Not anymore. The secretary of the interior is a businessman, politician and leading proponent of fossil fuels. The secretary of health and human services is an infamous anti-vaxxer and conspiracy theorist. The secretary of defense is a Fox “News” talking head. The secretary of education is about to be an ex-wrestling CEO. And the list goes on.
I was inprecise and therefore isleadig by the word "led". The Secretary is the poitical decoration on top of the agency. So is the second tier person. But the day to day of the organization leaders vare those career people. That is who leads. Ther are down a notch or two in DC and but they run things in Omaha and Atlanta and Cleveland and in the pickup truck laying out the boundaries of a grazing lease in the field. They used to be way beyond political influence. That may be different now. At least that person is running a calculation in his head: What would get me fired?
According to a Washington Post report, candidates for federal law enforcement, intelligence and national security positions are asked if the 2020 election was “stolen” and whether the Jan. 6 insurrection was an “inside job.” In other words, loyalty to Trump is more important than knowledge or expertise, and I expect this will spread throughout other departments in the next four years.
Obviously, there has to be a balance between bureaucratic and functional.
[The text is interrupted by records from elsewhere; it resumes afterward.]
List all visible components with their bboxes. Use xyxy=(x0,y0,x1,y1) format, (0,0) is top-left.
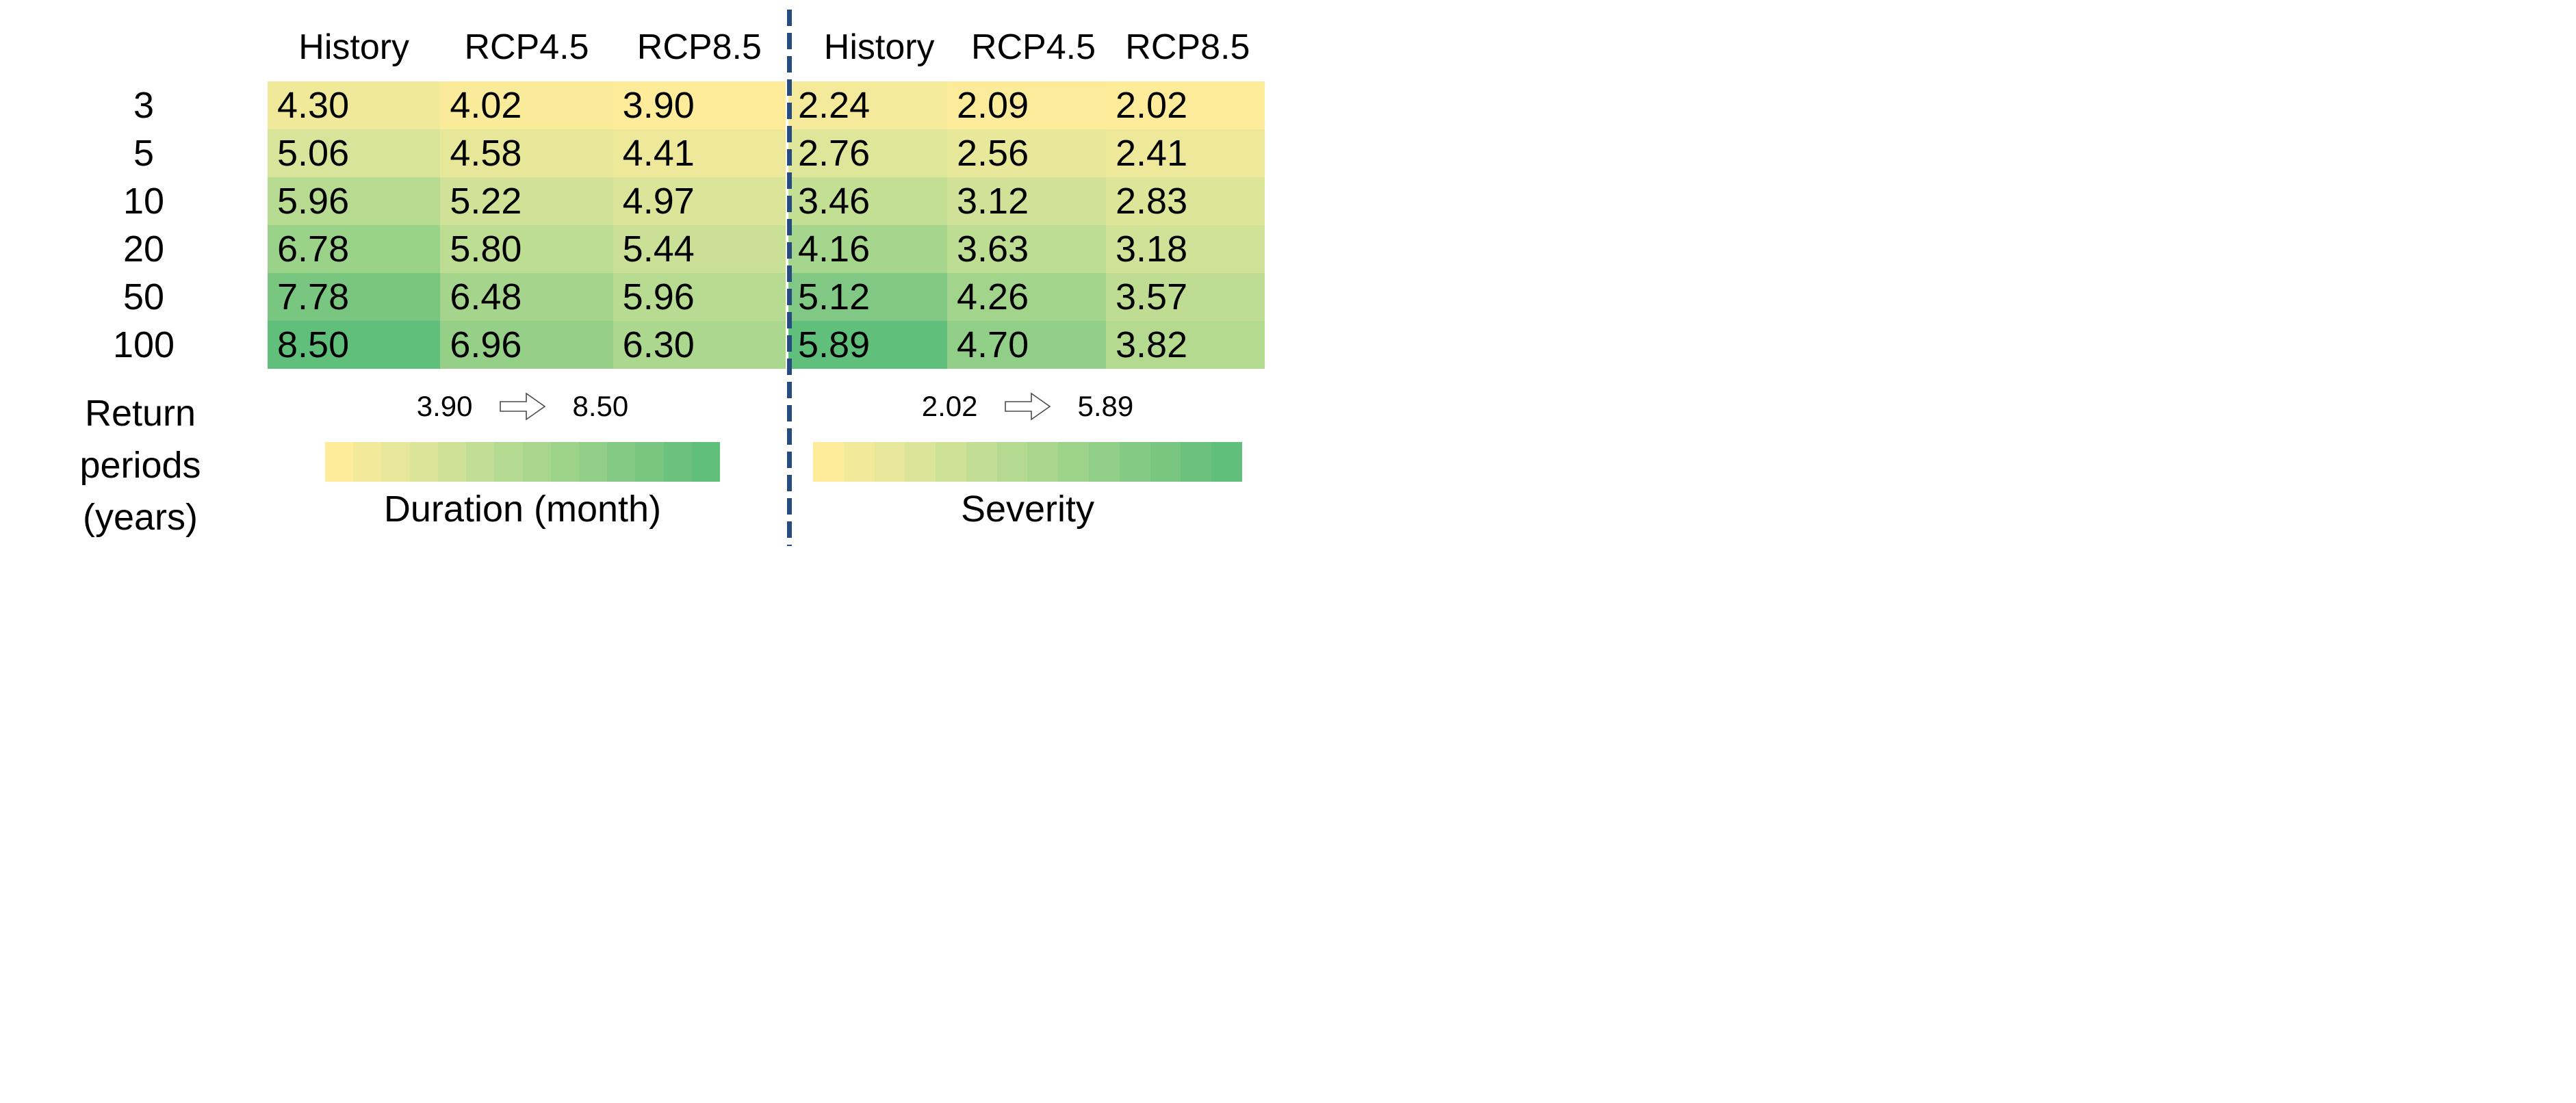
heatmap-cell: 4.26 xyxy=(947,273,1106,321)
colorbar-segment xyxy=(843,442,875,482)
heatmap-figure: History RCP4.5 RCP8.5 History RCP4.5 RCP8.5 … xyxy=(0,0,1288,552)
colorbar-segment xyxy=(966,442,997,482)
heatmap-cell: 6.78 xyxy=(268,225,441,273)
colorbar-segment xyxy=(437,442,467,482)
column-header-rcp4-5: RCP4.5 xyxy=(970,27,1096,67)
colorbar-segment xyxy=(813,442,844,482)
return-period-label: 20 xyxy=(123,229,165,270)
heatmap-cell: 5.12 xyxy=(788,273,947,321)
colorbar-segment xyxy=(409,442,438,482)
colorbar-segment xyxy=(607,442,636,482)
heatmap-cell: 6.30 xyxy=(613,321,786,369)
severity-colorbar xyxy=(813,442,1242,482)
heatmap-cell: 2.09 xyxy=(947,81,1106,129)
return-period-label: 100 xyxy=(112,324,175,365)
heatmap-cell: 3.90 xyxy=(613,81,786,129)
column-headers-severity: History RCP4.5 RCP8.5 xyxy=(802,25,1265,70)
column-header-rcp8-5: RCP8.5 xyxy=(636,27,762,67)
block-divider-dashed-line xyxy=(787,10,792,546)
colorbar-segment xyxy=(691,442,721,482)
right-arrow-icon xyxy=(1004,392,1051,421)
heatmap-cell: 7.78 xyxy=(268,273,441,321)
heatmap-cell: 4.41 xyxy=(613,129,786,177)
colorbar-segment xyxy=(905,442,936,482)
colorbar-segment xyxy=(996,442,1028,482)
colorbar-segment xyxy=(635,442,664,482)
row-axis-label-line1: Return xyxy=(84,393,196,434)
severity-heatmap: 2.24 2.09 2.02 2.76 2.56 2.41 3.46 3.12 2.83 4.16… xyxy=(788,81,1265,369)
heatmap-cell: 6.48 xyxy=(440,273,613,321)
heatmap-cell: 2.41 xyxy=(1106,129,1265,177)
colorbar-segment xyxy=(1027,442,1059,482)
heatmap-cell: 3.82 xyxy=(1106,321,1265,369)
row-axis-label-line3: (years) xyxy=(82,497,198,538)
heatmap-cell: 5.80 xyxy=(440,225,613,273)
heatmap-cell: 3.57 xyxy=(1106,273,1265,321)
return-period-labels: 3 5 10 20 50 100 xyxy=(41,81,246,369)
return-period-label: 3 xyxy=(133,85,155,126)
colorbar-segment xyxy=(550,442,579,482)
heatmap-cell: 5.89 xyxy=(788,321,947,369)
column-header-history: History xyxy=(823,27,935,67)
duration-colorbar-range: 3.90 8.50 xyxy=(325,387,720,426)
return-period-label: 50 xyxy=(123,276,165,317)
heatmap-cell: 2.56 xyxy=(947,129,1106,177)
heatmap-cell: 2.24 xyxy=(788,81,947,129)
colorbar-segment xyxy=(494,442,523,482)
duration-colorbar-title: Duration (month) xyxy=(383,489,662,530)
heatmap-cell: 6.96 xyxy=(440,321,613,369)
duration-max-value: 8.50 xyxy=(572,390,629,422)
colorbar-segment xyxy=(522,442,551,482)
colorbar-segment xyxy=(1058,442,1090,482)
colorbar-segment xyxy=(1181,442,1212,482)
column-header-rcp4-5: RCP4.5 xyxy=(464,27,589,67)
colorbar-segment xyxy=(381,442,410,482)
heatmap-cell: 4.30 xyxy=(268,81,441,129)
return-period-label: 5 xyxy=(133,133,155,174)
row-axis-label-line2: periods xyxy=(79,445,201,486)
heatmap-cell: 4.02 xyxy=(440,81,613,129)
colorbar-segment xyxy=(663,442,692,482)
heatmap-cell: 5.06 xyxy=(268,129,441,177)
duration-min-value: 3.90 xyxy=(416,390,473,422)
right-arrow-icon xyxy=(499,392,545,421)
heatmap-cell: 2.83 xyxy=(1106,177,1265,225)
column-headers-duration: History RCP4.5 RCP8.5 xyxy=(268,25,786,70)
heatmap-cell: 4.97 xyxy=(613,177,786,225)
column-header-rcp8-5: RCP8.5 xyxy=(1125,27,1250,67)
heatmap-cell: 5.96 xyxy=(268,177,441,225)
colorbar-segment xyxy=(1150,442,1181,482)
colorbar-segment xyxy=(936,442,966,482)
heatmap-cell: 4.16 xyxy=(788,225,947,273)
heatmap-cell: 8.50 xyxy=(268,321,441,369)
severity-min-value: 2.02 xyxy=(921,390,978,422)
heatmap-cell: 3.12 xyxy=(947,177,1106,225)
heatmap-cell: 5.22 xyxy=(440,177,613,225)
colorbar-segment xyxy=(1089,442,1120,482)
heatmap-cell: 5.44 xyxy=(613,225,786,273)
severity-colorbar-range: 2.02 5.89 xyxy=(813,387,1242,426)
heatmap-cell: 2.76 xyxy=(788,129,947,177)
heatmap-cell: 3.18 xyxy=(1106,225,1265,273)
heatmap-cell: 3.46 xyxy=(788,177,947,225)
colorbar-segment xyxy=(1211,442,1242,482)
colorbar-segment xyxy=(325,442,354,482)
duration-colorbar xyxy=(325,442,721,482)
heatmap-cell: 5.96 xyxy=(613,273,786,321)
severity-max-value: 5.89 xyxy=(1077,390,1134,422)
heatmap-cell: 3.63 xyxy=(947,225,1106,273)
colorbar-segment xyxy=(466,442,495,482)
colorbar-segment xyxy=(1119,442,1150,482)
row-axis-label: Return periods (years) xyxy=(21,387,260,543)
colorbar-segment xyxy=(578,442,608,482)
duration-heatmap: 4.30 4.02 3.90 5.06 4.58 4.41 5.96 5.22 4.97 6.78… xyxy=(268,81,786,369)
heatmap-cell: 4.70 xyxy=(947,321,1106,369)
colorbar-segment xyxy=(874,442,905,482)
heatmap-cell: 2.02 xyxy=(1106,81,1265,129)
severity-colorbar-title: Severity xyxy=(960,489,1095,530)
column-header-history: History xyxy=(298,27,410,67)
colorbar-segment xyxy=(353,442,382,482)
heatmap-cell: 4.58 xyxy=(440,129,613,177)
return-period-label: 10 xyxy=(123,181,165,222)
Things got way too bureaucratic, and a political force against it developed.
That force is going to shift things (quite possibly too far) away from bureaucratic. And eventually, due to whatever goes wrong in that configuration, another political force will develop.
And so it goes…
HEGEL: TRUTH EMERGES FROM ERROR
Speaking of truth, a quote for our time:
I believe that unarmed truth and unconditional love will have the final word in reality. This is why right, temporarily defeated, is stronger than evil triumphant.
---Martin Luther King, Jr.
You guys (MT and Peter) discuss the dialectic and Hegel. Our President said, a while back, "I love the uneducated." It seems clear our President must not love you two.
Between the educated and the uneducated, we arrive at a propitious synthesis. Right? Hopefully.